Prueba a decirle a tus amigos de toda la vida que vas a emplear media tarde en ir a un evento donde todos los asistentes están deseando escuchar y hablar sobre temas de datos, de matemáticas, de estadística…con una cerveza en la mano.

Seguro que, como ya te conocen, pues nada les extraña de tí, pero no dejan de pensar: “jolín, siempre fue un poco rarita, pero es que creo que ya se está pasando del todo”.

La tarde se pasa volando si estás en un evento de Databeers. Para los que no sepan de qué va la historia, consiste en ir a un lugar céntrico en una gran ciudad (Madrid, Barcelona, Turín, Londres…de momento) y rodearte de gente que tiene la misma fijación que tú (sacarle valor a los datos) y tomarte unas cervezas. Ni más, ni menos. Aunque realmente, mi opinión, es que es mucho más.

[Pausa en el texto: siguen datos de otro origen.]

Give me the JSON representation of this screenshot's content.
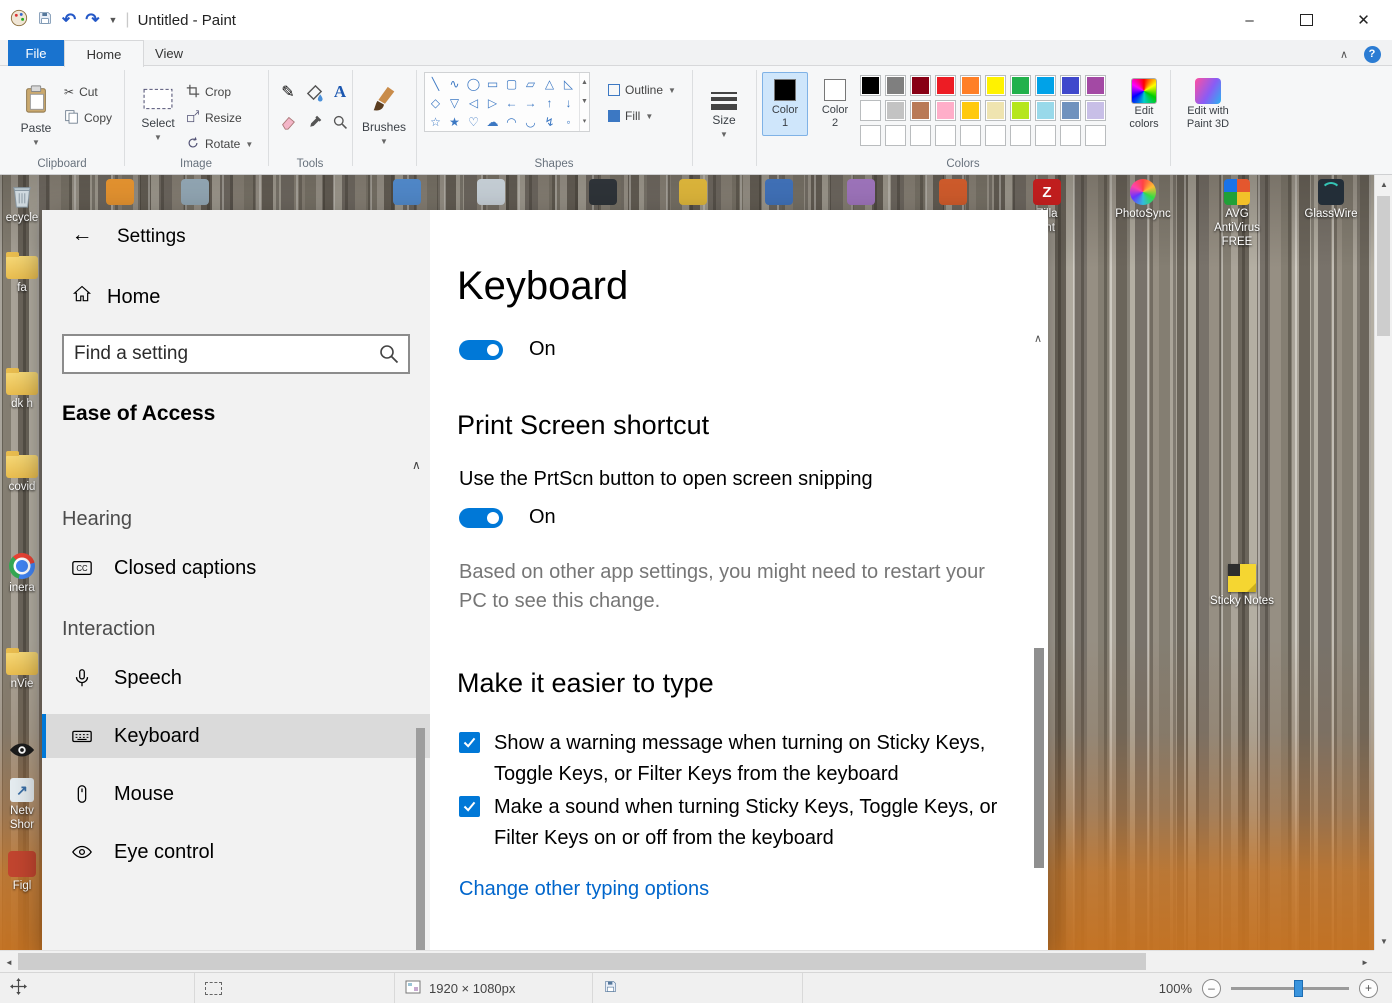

Conseguir que casi 200 personas pasen unas horas después del trabajo hablando de más trabajo es un reto difícil. Además, conseguir que realmente sea ameno y divertido, ya parece imposible. Pero el equipo de Databeers lo consiguen. Realmente es divertido porque las charlas en formato pecha-kucha son divertidas. Los ponentes se lo curran para sacar a la luz el lado fantástico de las matemáticas y la tecnología (que lo tienen) y transmitir conocimiento entre sonrisas y, por qué no, alguna que otra risa.

Esta semana, en la octava edición de este evento en Madrid, se habló de los beneficios de para las empresas de la analítica prescriptiva, de cómo aplicar la tecnología Big Data en el ámbito financiero, biométrico y cartográfico. Parecen temáticas dispares, pero todas se sustentan en lo mismo, en exprimir los datos a través de la tecnología para sacar el máximo conocimiento y aplicarlo a la toma de decisiones. En el mejor de los casos, incluso se puede hacer uno realmente rico, como vaticinaba uno de los ponentes.

Y aprender y compartir en un entorno lúdico de networking realmente es efectivo, por eso se mantienen relaciones más allá de los propios eventos Databeers, extendiendo sus dedos, que han pasado de tocar a 35 personas hace un año, en la primera reunión, a más de 200 en esta octava. Y seguro que seremos más para la novena. Yo, desde luego, me apunto.